Lauren Elliott: Looking back on Lockroy

01/01/0001

It’s been about two months since I returned from the most magical place in the world – and I returned with new skills, new knowledge and most importantly a new polar family. For those of us in the team who have travelled or lived away before, it is a shared feeling of sadness and excitement when you leave somewhere you have made your home to return to the realities of life and back to the people you love and have missed. However, our return was different to any of the teams before us and plans of bombarding your friends with penguin photos, family gatherings and a Port Lockroy team reunion soon dissolved when we landed back in a country that locked down within days.

The lockdown provided me with a lot of time to reflect on my experience in Antarctica. I remember so clearly the feeling of opening the email inviting me to the selection process. I felt excited, nervous and overwhelmed; I also recall reasoning that this incredible experience could actually happen. I had a real chance of living and working for UKAHT at Port Lockroy. The selection process was across two days with so many different tasks, and the other candidates were the most interesting and intelligent people I had ever met in my life. There were times I felt absolutely out of my depth. It is interesting to look back at selection and the interactions I had with the team that went down south.

There was Vicky, teaching me to tie knots when we built a raft, a skill I took to Port Lockroy and used every day!

Kit helping me carry a barrel, his helpfulness never wavering the entire season.  

Heidi, who led a task during recruitment, encouraged a different and more logical way of thinking – a skill she took down south and revealed many Port Lockroy life hacks!

Lucy telling me that Port Lockroy is a special place and it will be hard to communicate that with people back home when you return. This I now completely understand.

The people you live and work with at Port Lockroy will stay with you forever so I want to take a moment to thank them all for being incredible and answering the many questions I had during our time there. But most of all for the moral support when crossing the Drake passage. Antarctica is a place of discovery and 2019/20 was when I discovered I suffered from severe sea sickness. Living by the sea my entire life and spending endless hours of past summers swimming who would have thought?! Returning home people ask “Were there any negatives?” and despite spending an entire day in bed on the Drake I don’t view this as one; it is all part of the experience.

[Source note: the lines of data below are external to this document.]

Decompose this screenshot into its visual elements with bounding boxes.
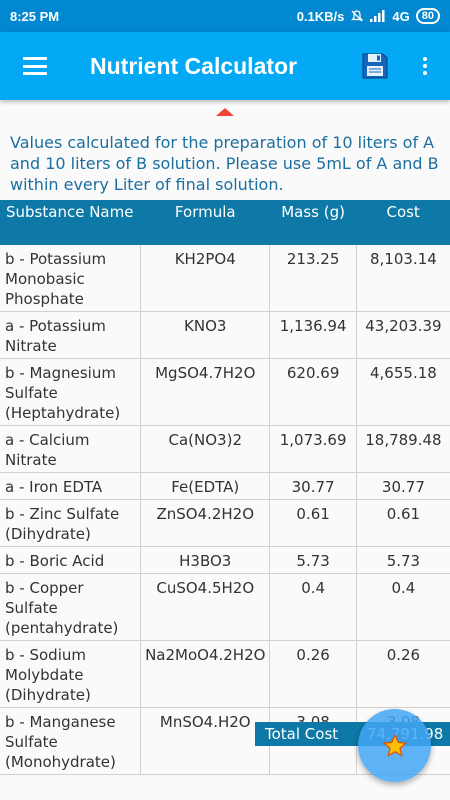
- app-bar: Nutrient Calculator: [0, 32, 450, 100]
- cell-substance-name: b - Zinc Sulfate (Dihydrate): [0, 499, 142, 547]
- signal-icon: [370, 10, 385, 22]
- cell-mass: 213.25: [269, 245, 357, 312]
- cell-substance-name: b - Copper Sulfate (pentahydrate): [0, 573, 142, 641]
- app-title: Nutrient Calculator: [90, 52, 298, 79]
- cell-formula: CuSO4.5H2O: [140, 573, 271, 641]
- total-cost-label: Total Cost: [265, 725, 339, 743]
- cell-substance-name: b - Manganese Sulfate (Monohydrate): [0, 707, 142, 775]
- collapse-arrow-icon[interactable]: [216, 108, 234, 116]
- cell-cost: 0.4: [356, 573, 450, 641]
- cell-substance-name: b - Potassium Monobasic Phosphate: [0, 245, 142, 312]
- network-type: 4G: [392, 8, 410, 24]
- cell-substance-name: a - Calcium Nitrate: [0, 425, 142, 473]
- table-row: a - Iron EDTA Fe(EDTA) 30.77 30.77: [0, 472, 450, 500]
- status-bar: 8:25 PM 0.1KB/s 4G 80: [0, 0, 450, 32]
- menu-button[interactable]: [0, 32, 70, 100]
- cell-formula: ZnSO4.2H2O: [140, 499, 271, 547]
- cell-formula: Na2MoO4.2H2O: [140, 640, 271, 708]
- cell-substance-name: b - Boric Acid: [0, 546, 142, 574]
- save-button[interactable]: [350, 32, 400, 100]
- cell-substance-name: b - Sodium Molybdate (Dihydrate): [0, 640, 142, 708]
- cell-formula: Fe(EDTA): [140, 472, 271, 500]
- cell-mass: 30.77: [269, 472, 357, 500]
- cell-cost: 0.61: [356, 499, 450, 547]
- cell-formula: H3BO3: [140, 546, 271, 574]
- cell-cost: 30.77: [356, 472, 450, 500]
- cell-cost: 8,103.14: [356, 245, 450, 312]
- save-icon: [362, 53, 388, 79]
- cell-mass: 620.69: [269, 358, 357, 426]
- cell-mass: 0.4: [269, 573, 357, 641]
- table-row: b - Copper Sulfate (pentahydrate) CuSO4.…: [0, 573, 450, 641]
- table-row: b - Sodium Molybdate (Dihydrate) Na2MoO4…: [0, 640, 450, 708]
- table-row: b - Potassium Monobasic Phosphate KH2PO4…: [0, 245, 450, 312]
- cell-mass: 1,136.94: [269, 311, 357, 359]
- cell-substance-name: a - Potassium Nitrate: [0, 311, 142, 359]
- cell-formula: KH2PO4: [140, 245, 271, 312]
- nutrient-table: Substance Name Formula Mass (g) Cost b -…: [0, 200, 450, 775]
- cell-mass: 0.26: [269, 640, 357, 708]
- more-vert-icon: [423, 57, 427, 75]
- cell-cost: 5.73: [356, 546, 450, 574]
- header-formula: Formula: [174, 203, 236, 221]
- cell-substance-name: a - Iron EDTA: [0, 472, 142, 500]
- mute-icon: [351, 10, 364, 22]
- cell-substance-name: b - Magnesium Sulfate (Heptahydrate): [0, 358, 142, 426]
- cell-mass: 0.61: [269, 499, 357, 547]
- more-options-button[interactable]: [400, 32, 450, 100]
- cell-mass: 5.73: [269, 546, 357, 574]
- favorite-fab-button[interactable]: [358, 709, 431, 782]
- header-substance-name: Substance Name: [6, 203, 134, 221]
- header-mass: Mass (g): [281, 203, 345, 221]
- cell-formula: KNO3: [140, 311, 271, 359]
- star-icon: [383, 734, 406, 756]
- header-cost: Cost: [386, 203, 420, 221]
- cell-mass: 1,073.69: [269, 425, 357, 473]
- cell-cost: 43,203.39: [356, 311, 450, 359]
- battery-indicator: 80: [415, 8, 440, 24]
- info-text: Values calculated for the preparation of…: [10, 133, 439, 194]
- cell-cost: 18,789.48: [356, 425, 450, 473]
- cell-formula: MgSO4.7H2O: [140, 358, 271, 426]
- hamburger-icon: [23, 57, 47, 75]
- cell-cost: 0.26: [356, 640, 450, 708]
- status-time: 8:25 PM: [10, 8, 60, 24]
- cell-formula: Ca(NO3)2: [140, 425, 271, 473]
- table-row: b - Boric Acid H3BO3 5.73 5.73: [0, 546, 450, 574]
- table-row: a - Calcium Nitrate Ca(NO3)2 1,073.69 18…: [0, 425, 450, 473]
- table-row: b - Magnesium Sulfate (Heptahydrate) MgS…: [0, 358, 450, 426]
- table-row: a - Potassium Nitrate KNO3 1,136.94 43,2…: [0, 311, 450, 359]
- network-speed: 0.1KB/s: [296, 8, 345, 24]
- table-row: b - Zinc Sulfate (Dihydrate) ZnSO4.2H2O …: [0, 499, 450, 547]
- cell-formula: MnSO4.H2O: [140, 707, 271, 775]
- table-header-row: Substance Name Formula Mass (g) Cost: [0, 200, 450, 245]
- cell-cost: 4,655.18: [356, 358, 450, 426]
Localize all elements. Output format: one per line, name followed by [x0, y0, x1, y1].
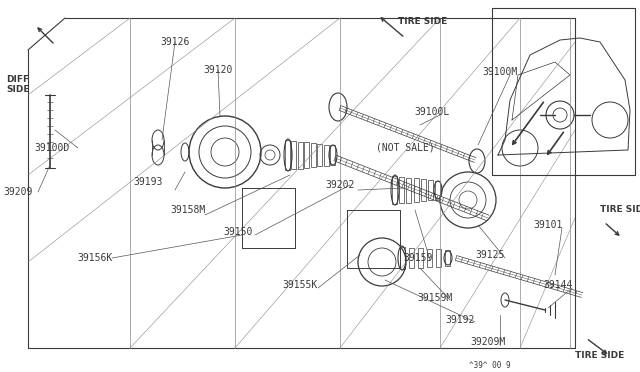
Text: DIFF
SIDE: DIFF SIDE: [6, 75, 29, 94]
Bar: [435, 180, 440, 199]
Text: 39159M: 39159M: [417, 293, 452, 303]
Bar: [413, 178, 419, 202]
Text: TIRE SIDE: TIRE SIDE: [575, 350, 624, 359]
Bar: [304, 142, 309, 168]
Bar: [330, 145, 335, 165]
Bar: [409, 248, 414, 269]
Text: 39193: 39193: [133, 177, 163, 187]
Text: 39100L: 39100L: [414, 107, 450, 117]
Text: 39150: 39150: [223, 227, 253, 237]
Bar: [291, 141, 296, 169]
Bar: [428, 180, 433, 200]
Bar: [399, 177, 404, 203]
Text: TIRE SIDE: TIRE SIDE: [398, 17, 447, 26]
Text: 39156K: 39156K: [77, 253, 113, 263]
Text: 39192: 39192: [445, 315, 475, 325]
Text: 39155K: 39155K: [282, 280, 317, 290]
Text: 39100M: 39100M: [483, 67, 518, 77]
Text: 39125: 39125: [476, 250, 505, 260]
Bar: [324, 144, 328, 166]
Bar: [406, 177, 412, 202]
Bar: [310, 143, 316, 167]
Text: 39144: 39144: [543, 280, 573, 290]
Text: 39202: 39202: [325, 180, 355, 190]
Text: 39120: 39120: [204, 65, 233, 75]
Text: TIRE SIDE: TIRE SIDE: [600, 205, 640, 215]
Bar: [392, 176, 397, 204]
Bar: [317, 144, 322, 166]
Bar: [285, 140, 290, 170]
Text: 39100D: 39100D: [35, 143, 70, 153]
Text: 39209: 39209: [3, 187, 33, 197]
Text: 39101: 39101: [533, 220, 563, 230]
Bar: [400, 247, 405, 269]
Text: 39159: 39159: [403, 253, 433, 263]
Text: (NOT SALE): (NOT SALE): [376, 143, 435, 153]
Bar: [298, 141, 303, 169]
Text: 39126: 39126: [160, 37, 189, 47]
Bar: [436, 249, 441, 267]
Bar: [445, 250, 450, 266]
Bar: [420, 179, 426, 201]
Text: 39209M: 39209M: [470, 337, 506, 347]
Bar: [427, 249, 432, 267]
Text: 39158M: 39158M: [170, 205, 205, 215]
Bar: [418, 248, 423, 268]
Text: ^39^ 00 9: ^39^ 00 9: [469, 362, 511, 371]
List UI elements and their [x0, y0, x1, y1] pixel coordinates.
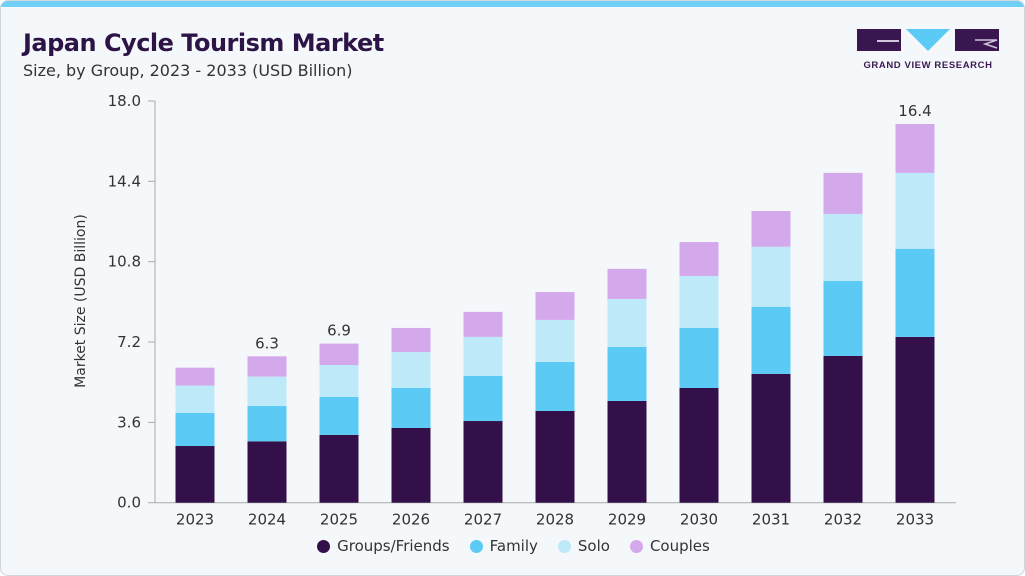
bar-segment-groups-friends	[679, 387, 719, 503]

Antarctica provides so many unforgettable moments, from whales swimming by to the glaciers, and the first tiny head of a penguin chick. The experience of seeing the entire lifecycle of a Gentoo penguin is one of my favourite because you get to watch them daily and you witness a tiny egg survive and thrive to taking its first steps into the sea. I have definitely carried home with me an awareness of wildlife and find myself stopping to watch birds fly and secretly hoping to see a seal in the water where I run.

I learnt so much during my time in Port Lockroy from the history of the base to the behaviours of Gentoo penguins. It was an incredible experience that I think about every day and I hope one day to return.